Ира с удивлением посмотрела на нее.
– С чего мне радоваться? – сказала она. – Ты соврала, и я тут ни при чем.
– Ну, беги, беги к своей Малышевой, – продолжала Света. – Можешь ей доложить, что мы с Волковым расстались и теперь путь свободен… Только не для нее, поняла? Так ей и передай.
– Между прочим, – вставая, сказала Ира, – Аня вообще не хотела, чтобы он об этом когда-нибудь узнал. Она не для того его спасла, чтобы хвастаться.
– Ой-ой-ой, какие мы благородные! – с притворным восхищением воскликнула Света. – Одна я – обманщица и мерзавка. А знаешь почему?
– Почему? – растерянно спросила Ира.
– Да потому, что вы все мне смертельно завидуете. И тому, что я такая стройная, и тому, какие у меня ноги, и тому, что Волков меня любит… Небось, полжизни бы отдали, чтобы очутиться на моем месте, она криво усмехнулась. – Только где вам! Кишка тонка!
– Я бы не хотела оказаться на твоем месте, тихо, но твердо сказала Ира. – Ни за что бы не хотела.
Света от неожиданности замолчала, но довольно быстро нашлась.
– Да потому что тебе это и не грозит! – закричала она. – И вообще, ты меня еще попомнишь! Я тебе еще устрою сладкую жизнь. Никто не может безнаказанно строить против меня козни.
Ира увидела маму, которая возвращалась из булочной, помахала ей рукой и пошла навстречу, а Света так и осталась сидеть на скамейке, брошенная всеми. Она осталась наедине со своей злостью, и теперь ей никто не мешал думать. «Вы еще пожалеете, что так со мной обошлись. Все пожалеете. Вы еще меня вспомните». От бессильной ярости ей хотелось плакать, но она не давала волю слезам. «Не дождетесь, – говорила она себе. – Кто вы такие, чтобы из-за вас расстраиваться!»
Но потом Света вспомнила, как Ваня называл ее «солнышко» И проводил ладонью по волосам. Она коснулась своей головы, повторяя его движение, и заплакала горько, без слез.
12
Света вернулась домой, села в кресло рядом с телефоном и пристально посмотрела на него. Ей казалось, что вся ее жизнь зависит от того, зазвонит этот бездушный аппарат или нет. Она гипнотизировала его добрых десять минут, так что даже глаза заболели, но он молчал.
– Ну, и черт с тобой. Ну и не надо, – сказала она и поднялась с кресла.
Она не успела сделать и нескольких шагов, как услышала резкий, пронзительный звонок. Света схватила трубку и нарочито доброжелательным, веселым голосом сказала:
– Алло?
В трубке молчали, но она слышала чье-то прерывистое дыхание.
– Алло, я вас слушаю! – более настойчиво повторила она.
На том конце провода кто-то вздохнул и повесил трубку.
«Это он, – подумала Света. – Он не хочет звонить сам, наверное, ждет, чтобы это сделала я. Может, действительно позвонить?»
В нерешительности ее рука зависла над аппаратом. «Или нет, он тогда подумает, что из меня можно веревки вить».
Снова раздался звонок.
Но на этот раз Света не торопилась, она подождала и взяла трубку только на шестой гудок.

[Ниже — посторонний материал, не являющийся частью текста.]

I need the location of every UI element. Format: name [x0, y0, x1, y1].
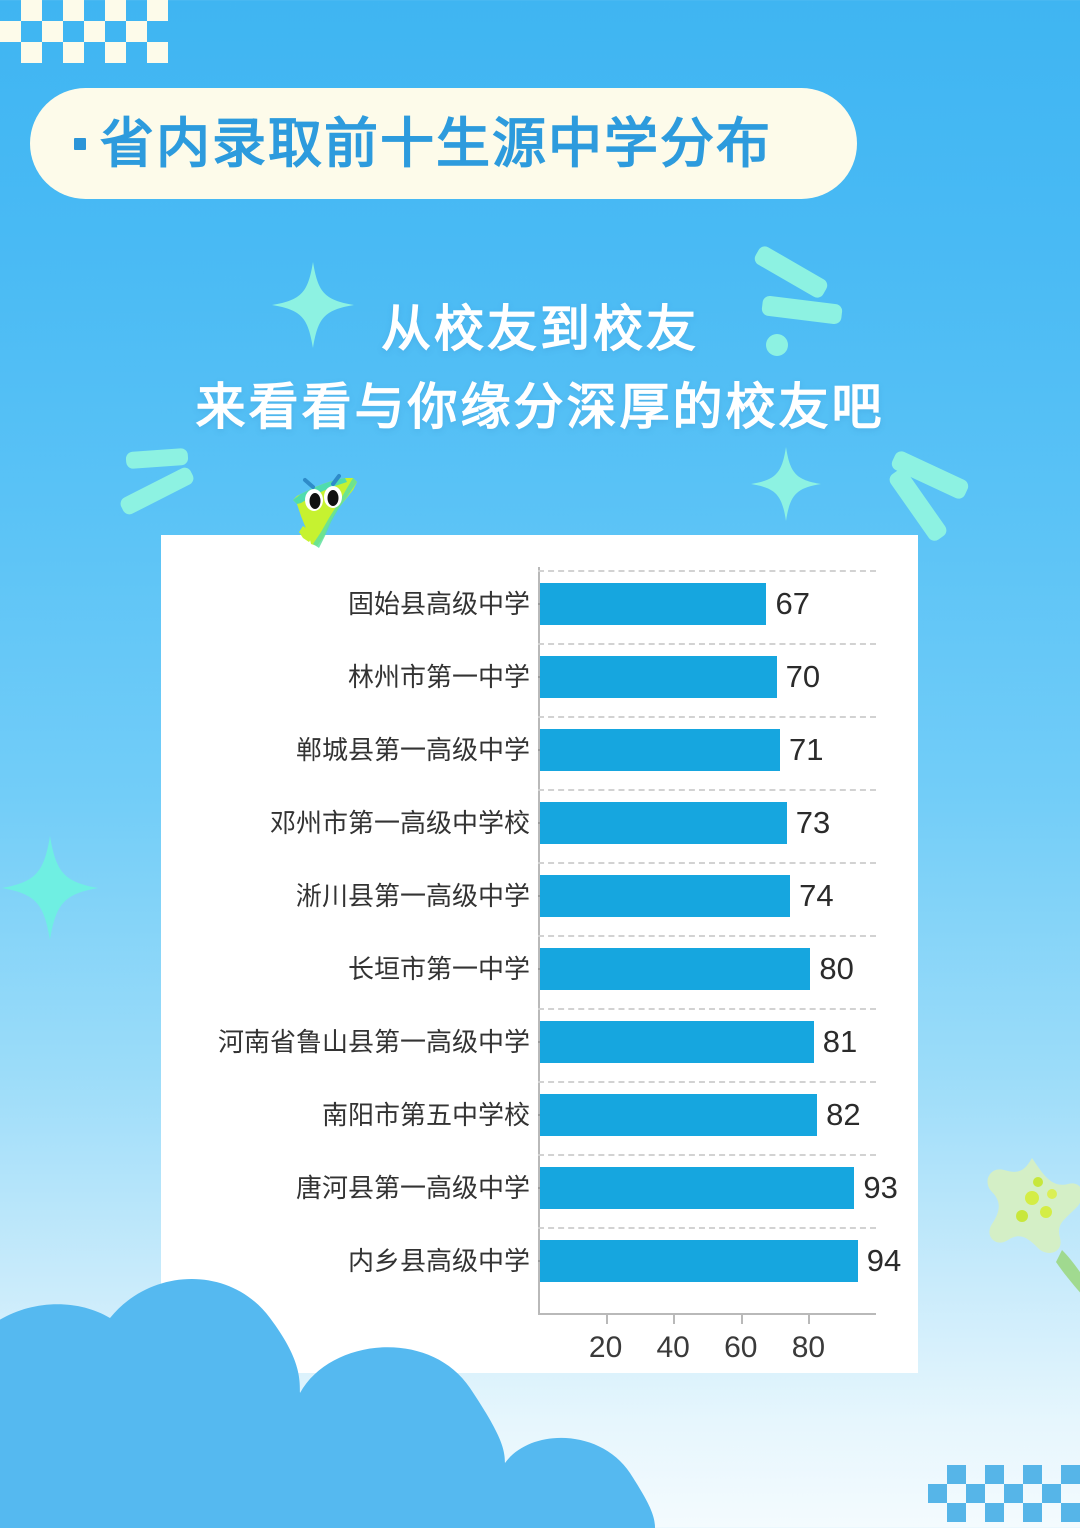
checker-cell	[126, 21, 147, 42]
chart-bar	[540, 656, 777, 698]
chart-bar	[540, 583, 766, 625]
chart-bar	[540, 1167, 854, 1209]
chart-value-label: 81	[823, 1026, 857, 1057]
chart-bar-row: 邓州市第一高级中学校73	[161, 786, 918, 859]
chart-category-label: 淅川县第一高级中学	[161, 883, 538, 909]
chart-category-label: 郸城县第一高级中学	[161, 737, 538, 763]
chart-bar-row: 林州市第一中学70	[161, 640, 918, 713]
checker-cell	[1061, 1503, 1080, 1522]
checker-cell	[21, 42, 42, 63]
checker-cell	[105, 0, 126, 21]
chart-bar-row: 长垣市第一中学80	[161, 932, 918, 1005]
chart-value-label: 70	[786, 661, 820, 692]
checker-pattern-bottom-right	[928, 1465, 1080, 1522]
chart-category-label: 长垣市第一中学	[161, 956, 538, 982]
chart-bar	[540, 802, 787, 844]
page-title: 省内录取前十生源中学分布	[100, 117, 772, 171]
checker-cell	[84, 21, 105, 42]
dash-decoration	[752, 244, 830, 300]
chart-category-label: 河南省鲁山县第一高级中学	[161, 1029, 538, 1055]
checker-cell	[63, 0, 84, 21]
subtitle-line-2: 来看看与你缘分深厚的校友吧	[0, 382, 1080, 432]
checker-pattern-top-left	[0, 0, 168, 63]
checker-cell	[21, 0, 42, 21]
chart-value-label: 93	[863, 1172, 897, 1203]
chart-category-label: 固始县高级中学	[161, 591, 538, 617]
checker-cell	[1042, 1484, 1061, 1503]
chart-bar-row: 固始县高级中学67	[161, 567, 918, 640]
chart-value-label: 80	[819, 953, 853, 984]
checker-cell	[1023, 1503, 1042, 1522]
cloud-decoration	[0, 1248, 1080, 1528]
chart-bar-row: 南阳市第五中学校82	[161, 1078, 918, 1151]
checker-cell	[1023, 1465, 1042, 1484]
pixel-cursor-mascot-icon	[283, 470, 393, 555]
checker-cell	[985, 1503, 1004, 1522]
checker-cell	[42, 21, 63, 42]
checker-cell	[1061, 1465, 1080, 1484]
checker-cell	[966, 1484, 985, 1503]
chart-category-label: 林州市第一中学	[161, 664, 538, 690]
checker-cell	[0, 21, 21, 42]
chart-value-label: 82	[826, 1099, 860, 1130]
chart-bar-row: 唐河县第一高级中学93	[161, 1151, 918, 1224]
checker-cell	[947, 1503, 966, 1522]
chart-bar	[540, 875, 790, 917]
chart-bar	[540, 729, 780, 771]
banner-bullet-icon	[74, 138, 86, 150]
chart-value-label: 74	[799, 880, 833, 911]
dot-decoration	[766, 334, 788, 356]
checker-cell	[63, 42, 84, 63]
chart-bar	[540, 1021, 814, 1063]
chart-category-label: 邓州市第一高级中学校	[161, 810, 538, 836]
sparkle-star-icon	[751, 447, 821, 521]
chart-value-label: 71	[789, 734, 823, 765]
sparkle-star-icon	[272, 262, 354, 348]
chart-bar	[540, 1094, 817, 1136]
chart-value-label: 73	[796, 807, 830, 838]
chart-bar	[540, 948, 810, 990]
sparkle-star-icon	[2, 836, 98, 940]
chart-value-label: 67	[775, 588, 809, 619]
chart-bar-row: 河南省鲁山县第一高级中学81	[161, 1005, 918, 1078]
checker-cell	[147, 0, 168, 21]
checker-cell	[928, 1484, 947, 1503]
title-banner: 省内录取前十生源中学分布	[30, 88, 857, 199]
checker-cell	[985, 1465, 1004, 1484]
chart-bar-row: 郸城县第一高级中学71	[161, 713, 918, 786]
checker-cell	[147, 42, 168, 63]
checker-cell	[947, 1465, 966, 1484]
dash-decoration	[118, 465, 196, 516]
subtitle-line-1: 从校友到校友	[0, 304, 1080, 354]
checker-cell	[1004, 1484, 1023, 1503]
chart-category-label: 南阳市第五中学校	[161, 1102, 538, 1128]
chart-category-label: 唐河县第一高级中学	[161, 1175, 538, 1201]
dash-decoration	[125, 448, 188, 469]
checker-cell	[105, 42, 126, 63]
chart-bar-row: 淅川县第一高级中学74	[161, 859, 918, 932]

– Говорите, – требовательно сказала она. – Смелее!
Из трубки послышалась музыка. Очередная дурацкая песенка про любовь в исполнении безголосой певицы. Света послушала немного, но когда поняла, что разговаривать с ней никто не собирается, гневно сказала:
– Прекратите хулиганить! – и дала отбой.
Она немного помедлила, но потом решила, что такие звонки – хороший повод для разговора, и набрала Ванин номер. Сначала никто не подходил, но потом она услышала очень далекий, искаженный помехами и усталый голос Вани:
– Алло?
У Светы перехватило дыхание и сильно забилось сердце.
– Это я, – дрожащим голосом произнесла она. – Я – Света.
– Слушаю, – бесстрастно сказал Ваня.
И она услышала совершенно чужой голос. Даже трудно было представить, что совсем недавно Ваня называл Свету «солнышком». Ей стало так горько, что она почувствовала резь в горле, отчего было трудно говорить. Но потом, испугавшись, что Ваня может повесить трубку, сказала:
– Ты мне сейчас не звонил?
Она задала этот вопрос и тут же почувствовала, в какое глупое положение себя поставила. Ведь обычно так начинают разговор люди, которые не могут придумать более правдоподобного повода для звонка.
– Нет. Не звонил, – холодно ответил Ваня.
– А то кто-то вешает трубку… Я думала, что ты…
Света совсем запуталась и растерялась.
– Не имею такой привычки, – заметил Ваня. – Если я хочу с кем-то поговорить, то я звоню и говорю. А вешать трубку – это детский сад.
– Значит, это не ты… Значит, ты не хочешь со мной поговорить?
Ваня молчал. Он никого не хотел обижать. Особенно Свету. Но иногда приходится быть жестоким.
– Честно говоря, не представляю, о чем, – сказал он.
– Ах так! – возмутил ась Света. Ее порыв смирения прошел, и она разозлилась не на шутку. – Не о чем со мной говорить?! Дурак!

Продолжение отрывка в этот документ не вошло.